Daniel Wilson was helpful in answering my previous question but I thought
I would post my reply to the group. My previous question was why .8
returned full words, and 1.0 returns the individual characters when using
PDFTextStripper#processTextPosition(TextPosition) .
Rekha and I seem to have very similar projects. The pdfs I am trying to
parse do vary visually, although not by much. Currently my code looks for
keywords then selects text around the keywords based on the graphical
position. I have attached an example below. I have a "glue" routine that
combines near by TextPositions that are within a threshold to recreate the
words from individual characters. My code works in verion .8 and 1.0 of
pdf box but when I don't have to use "glue" I get better results, as
gluing often over glues.
The code below allows some flexability when pdfs look the same but vary on
the exact positioning of the text.
Andrew
Zone z = new HorizontalOrder(new DirectRight(new
TextValue("Design (Style)"), 5));
z.evaluate(regs);
style = z.getMatching().get(1).getValue();
Daniel sent me the below email.
>>
>> I thought of continuing to use 0.8 version for my purpose for now.

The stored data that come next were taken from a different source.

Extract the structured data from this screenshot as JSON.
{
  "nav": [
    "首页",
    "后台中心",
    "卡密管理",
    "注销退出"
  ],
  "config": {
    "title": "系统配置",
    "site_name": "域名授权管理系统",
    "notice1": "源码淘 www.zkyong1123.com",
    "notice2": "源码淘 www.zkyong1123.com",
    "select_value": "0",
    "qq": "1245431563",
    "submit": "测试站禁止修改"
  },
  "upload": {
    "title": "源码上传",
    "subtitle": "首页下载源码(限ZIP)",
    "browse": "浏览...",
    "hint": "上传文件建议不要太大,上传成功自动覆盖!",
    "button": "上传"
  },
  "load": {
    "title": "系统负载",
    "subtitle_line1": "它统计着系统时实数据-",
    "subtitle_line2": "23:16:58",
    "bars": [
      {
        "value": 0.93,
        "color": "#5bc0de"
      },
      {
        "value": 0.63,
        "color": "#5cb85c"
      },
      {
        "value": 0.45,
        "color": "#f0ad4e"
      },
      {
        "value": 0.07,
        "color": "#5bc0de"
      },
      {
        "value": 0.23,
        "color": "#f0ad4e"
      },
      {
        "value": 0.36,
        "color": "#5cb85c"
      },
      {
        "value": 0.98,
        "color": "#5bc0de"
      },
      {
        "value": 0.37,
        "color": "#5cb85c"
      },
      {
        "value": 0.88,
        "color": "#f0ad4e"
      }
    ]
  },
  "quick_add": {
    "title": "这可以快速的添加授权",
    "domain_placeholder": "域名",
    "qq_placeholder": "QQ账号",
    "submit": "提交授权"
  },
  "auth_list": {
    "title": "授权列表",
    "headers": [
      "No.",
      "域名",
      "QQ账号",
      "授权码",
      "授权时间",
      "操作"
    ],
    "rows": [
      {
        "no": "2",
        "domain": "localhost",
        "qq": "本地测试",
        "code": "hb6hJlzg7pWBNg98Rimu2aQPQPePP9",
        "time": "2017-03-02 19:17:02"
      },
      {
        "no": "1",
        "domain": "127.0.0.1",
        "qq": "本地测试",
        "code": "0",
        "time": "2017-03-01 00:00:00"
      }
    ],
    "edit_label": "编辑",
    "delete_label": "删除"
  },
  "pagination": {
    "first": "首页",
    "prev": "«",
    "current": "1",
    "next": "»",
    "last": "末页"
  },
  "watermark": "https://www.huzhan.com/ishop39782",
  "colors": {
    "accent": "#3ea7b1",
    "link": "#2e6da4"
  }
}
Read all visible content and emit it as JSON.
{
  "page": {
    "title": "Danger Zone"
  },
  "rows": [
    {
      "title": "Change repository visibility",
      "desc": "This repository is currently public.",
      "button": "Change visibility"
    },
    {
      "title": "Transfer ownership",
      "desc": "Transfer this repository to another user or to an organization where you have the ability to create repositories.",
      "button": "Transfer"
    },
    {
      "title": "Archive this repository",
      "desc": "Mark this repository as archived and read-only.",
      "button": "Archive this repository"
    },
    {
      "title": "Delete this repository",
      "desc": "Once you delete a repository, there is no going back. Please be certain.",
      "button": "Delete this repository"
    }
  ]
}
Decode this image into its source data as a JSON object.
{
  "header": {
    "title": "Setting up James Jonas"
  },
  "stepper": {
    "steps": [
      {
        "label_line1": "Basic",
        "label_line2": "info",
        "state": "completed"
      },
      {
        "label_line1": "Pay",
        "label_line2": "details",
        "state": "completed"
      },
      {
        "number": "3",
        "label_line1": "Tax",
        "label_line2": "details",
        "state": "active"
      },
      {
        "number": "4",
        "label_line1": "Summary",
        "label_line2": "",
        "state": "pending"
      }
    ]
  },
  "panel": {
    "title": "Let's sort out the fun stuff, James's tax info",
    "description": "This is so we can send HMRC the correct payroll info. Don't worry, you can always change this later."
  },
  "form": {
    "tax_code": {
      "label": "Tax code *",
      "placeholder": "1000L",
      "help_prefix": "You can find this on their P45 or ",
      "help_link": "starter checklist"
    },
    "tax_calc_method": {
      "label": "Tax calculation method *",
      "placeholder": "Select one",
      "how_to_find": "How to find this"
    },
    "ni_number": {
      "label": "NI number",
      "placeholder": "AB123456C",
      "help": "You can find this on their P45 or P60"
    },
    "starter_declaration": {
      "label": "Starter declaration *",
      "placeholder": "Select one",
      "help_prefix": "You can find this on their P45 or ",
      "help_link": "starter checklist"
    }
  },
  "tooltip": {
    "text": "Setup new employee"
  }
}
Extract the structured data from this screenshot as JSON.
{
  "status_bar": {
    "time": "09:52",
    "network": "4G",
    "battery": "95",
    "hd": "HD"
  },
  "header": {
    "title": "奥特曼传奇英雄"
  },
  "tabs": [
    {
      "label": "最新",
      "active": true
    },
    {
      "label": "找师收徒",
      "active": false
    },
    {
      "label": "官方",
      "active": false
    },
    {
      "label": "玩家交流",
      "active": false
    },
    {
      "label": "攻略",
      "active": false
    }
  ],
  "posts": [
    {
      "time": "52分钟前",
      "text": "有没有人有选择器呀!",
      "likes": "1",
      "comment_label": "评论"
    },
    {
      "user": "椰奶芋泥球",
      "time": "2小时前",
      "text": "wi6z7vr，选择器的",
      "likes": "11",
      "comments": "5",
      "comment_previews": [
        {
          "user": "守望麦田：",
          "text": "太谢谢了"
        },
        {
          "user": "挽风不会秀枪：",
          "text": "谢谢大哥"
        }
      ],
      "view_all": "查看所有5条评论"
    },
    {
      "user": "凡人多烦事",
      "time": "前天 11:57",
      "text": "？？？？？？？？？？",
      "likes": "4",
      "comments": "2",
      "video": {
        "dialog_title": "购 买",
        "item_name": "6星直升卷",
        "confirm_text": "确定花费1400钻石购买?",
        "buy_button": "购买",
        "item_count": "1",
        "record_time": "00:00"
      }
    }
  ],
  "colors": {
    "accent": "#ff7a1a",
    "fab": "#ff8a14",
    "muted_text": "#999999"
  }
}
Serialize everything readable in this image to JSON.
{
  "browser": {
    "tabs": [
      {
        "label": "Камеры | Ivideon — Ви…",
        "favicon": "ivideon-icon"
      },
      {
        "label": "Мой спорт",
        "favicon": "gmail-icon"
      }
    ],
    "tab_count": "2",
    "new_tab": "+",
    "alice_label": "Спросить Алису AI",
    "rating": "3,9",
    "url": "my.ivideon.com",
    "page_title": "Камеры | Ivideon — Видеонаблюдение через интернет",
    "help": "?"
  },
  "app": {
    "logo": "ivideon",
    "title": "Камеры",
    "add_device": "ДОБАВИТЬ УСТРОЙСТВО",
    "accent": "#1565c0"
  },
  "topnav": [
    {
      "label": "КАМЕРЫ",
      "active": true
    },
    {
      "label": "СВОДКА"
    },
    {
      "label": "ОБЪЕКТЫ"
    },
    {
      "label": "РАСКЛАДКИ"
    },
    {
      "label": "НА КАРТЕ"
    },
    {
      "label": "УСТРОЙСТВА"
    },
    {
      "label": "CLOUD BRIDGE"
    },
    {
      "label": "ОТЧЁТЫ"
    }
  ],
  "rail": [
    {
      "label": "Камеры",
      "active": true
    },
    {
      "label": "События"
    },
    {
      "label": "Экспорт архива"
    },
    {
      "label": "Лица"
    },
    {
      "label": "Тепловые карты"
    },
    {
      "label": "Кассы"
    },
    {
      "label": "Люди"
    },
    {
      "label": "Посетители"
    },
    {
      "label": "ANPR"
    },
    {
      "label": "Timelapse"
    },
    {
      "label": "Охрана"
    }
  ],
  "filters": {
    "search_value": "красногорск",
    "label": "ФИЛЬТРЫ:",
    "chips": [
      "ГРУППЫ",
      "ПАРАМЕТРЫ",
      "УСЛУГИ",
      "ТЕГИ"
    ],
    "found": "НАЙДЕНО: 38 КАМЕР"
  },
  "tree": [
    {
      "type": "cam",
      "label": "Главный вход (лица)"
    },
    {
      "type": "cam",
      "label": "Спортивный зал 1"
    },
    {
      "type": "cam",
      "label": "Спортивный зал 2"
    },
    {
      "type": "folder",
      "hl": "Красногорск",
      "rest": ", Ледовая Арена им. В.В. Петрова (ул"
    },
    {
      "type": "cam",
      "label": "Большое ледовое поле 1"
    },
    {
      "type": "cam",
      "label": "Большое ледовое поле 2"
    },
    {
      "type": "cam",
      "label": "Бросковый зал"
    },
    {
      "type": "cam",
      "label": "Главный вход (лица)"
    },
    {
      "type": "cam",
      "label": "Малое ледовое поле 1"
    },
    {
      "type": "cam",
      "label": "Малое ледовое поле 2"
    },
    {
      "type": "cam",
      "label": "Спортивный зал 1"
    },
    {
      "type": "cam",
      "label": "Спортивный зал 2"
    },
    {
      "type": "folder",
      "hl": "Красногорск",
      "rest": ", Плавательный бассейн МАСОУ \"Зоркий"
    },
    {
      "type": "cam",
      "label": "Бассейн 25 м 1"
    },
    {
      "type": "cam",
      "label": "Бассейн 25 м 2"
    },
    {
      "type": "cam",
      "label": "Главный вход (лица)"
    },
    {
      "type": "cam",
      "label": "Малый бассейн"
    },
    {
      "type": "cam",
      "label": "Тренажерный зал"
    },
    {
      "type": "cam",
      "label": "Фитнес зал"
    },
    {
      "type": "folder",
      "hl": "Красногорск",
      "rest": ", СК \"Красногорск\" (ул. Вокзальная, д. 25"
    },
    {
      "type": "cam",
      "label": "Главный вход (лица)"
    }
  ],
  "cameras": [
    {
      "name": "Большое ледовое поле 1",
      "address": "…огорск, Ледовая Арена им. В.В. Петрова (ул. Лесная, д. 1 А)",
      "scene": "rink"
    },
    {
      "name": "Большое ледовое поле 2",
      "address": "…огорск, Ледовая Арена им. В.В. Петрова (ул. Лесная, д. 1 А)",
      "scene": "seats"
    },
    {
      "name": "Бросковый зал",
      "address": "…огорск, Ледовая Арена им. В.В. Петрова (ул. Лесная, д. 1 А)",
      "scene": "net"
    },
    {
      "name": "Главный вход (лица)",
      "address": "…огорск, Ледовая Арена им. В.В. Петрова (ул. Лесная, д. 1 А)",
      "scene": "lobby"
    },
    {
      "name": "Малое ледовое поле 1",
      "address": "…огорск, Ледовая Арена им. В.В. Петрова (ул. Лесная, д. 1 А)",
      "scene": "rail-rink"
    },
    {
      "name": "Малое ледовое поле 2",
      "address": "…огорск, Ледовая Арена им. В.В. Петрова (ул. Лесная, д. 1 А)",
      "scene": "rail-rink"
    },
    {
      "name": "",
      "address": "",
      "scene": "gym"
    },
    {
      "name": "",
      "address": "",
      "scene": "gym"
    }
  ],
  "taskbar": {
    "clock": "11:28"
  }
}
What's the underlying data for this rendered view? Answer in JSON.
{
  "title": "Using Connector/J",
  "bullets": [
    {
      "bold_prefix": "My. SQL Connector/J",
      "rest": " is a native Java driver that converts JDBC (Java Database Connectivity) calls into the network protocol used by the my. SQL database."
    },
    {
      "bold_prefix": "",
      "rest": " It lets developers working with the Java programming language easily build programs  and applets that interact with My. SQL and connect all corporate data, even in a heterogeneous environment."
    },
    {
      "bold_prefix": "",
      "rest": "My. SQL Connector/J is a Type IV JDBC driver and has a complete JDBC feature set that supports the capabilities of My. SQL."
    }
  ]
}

>> Hoping I will have the easier way to achieve it in the later versions
of
>PDFBox.
>>
>> The reason for this email is, I am having a difference in the data I
>receive if I run
>> PDFTextStripper.writeText() and if I extend
>PDFTextStripper.processTextPosition( ).
>> For example, I have attached a one-page pdf I used for this.
>
>It is unclear to me why do you insist using
>PDFTextStripper#processTextPosition(TextPosition) to do the job when
>there are better alternatives available.
>
>The example document you sent to me is the second page of the Freddie
>Mac Form 70 (http://www.freddiemac.com/sell/forms/pdf/70.pdf), which
>has a fixed 3-column layout.
>
>In order to extract field values, you need to find out their bounding
>boxes. For as long as there is no PDFBox GUI around I suggest you to
>use Foxit PDF Editor for that (select an element and open "Property
>List" from its context menu). Then, instantiate a
>PDFTextStripperByArea and populate it by invoking
>PDFTextStripperByArea#addRegion(String, Rectangle2D) for every field.
>Then, process the page by invoking
>PDFTextStripperByArea#extractRegions(PDPage). Finally, retrieve field
>values by invoking PDFTextStripperByArea#getTextForRegion(String) for
>every field. Note that you do not need to override any methods in
>class PDFTextStripperByArea - the public API does just fine.
>
>I have attached a sample application (FreddieMacForm70.java) that
>extracts the fields "Sale Price", "Date of Sale/Time", and "Gross
>Living Area" for all 3 comparable sales. You can add other fields as
>needed.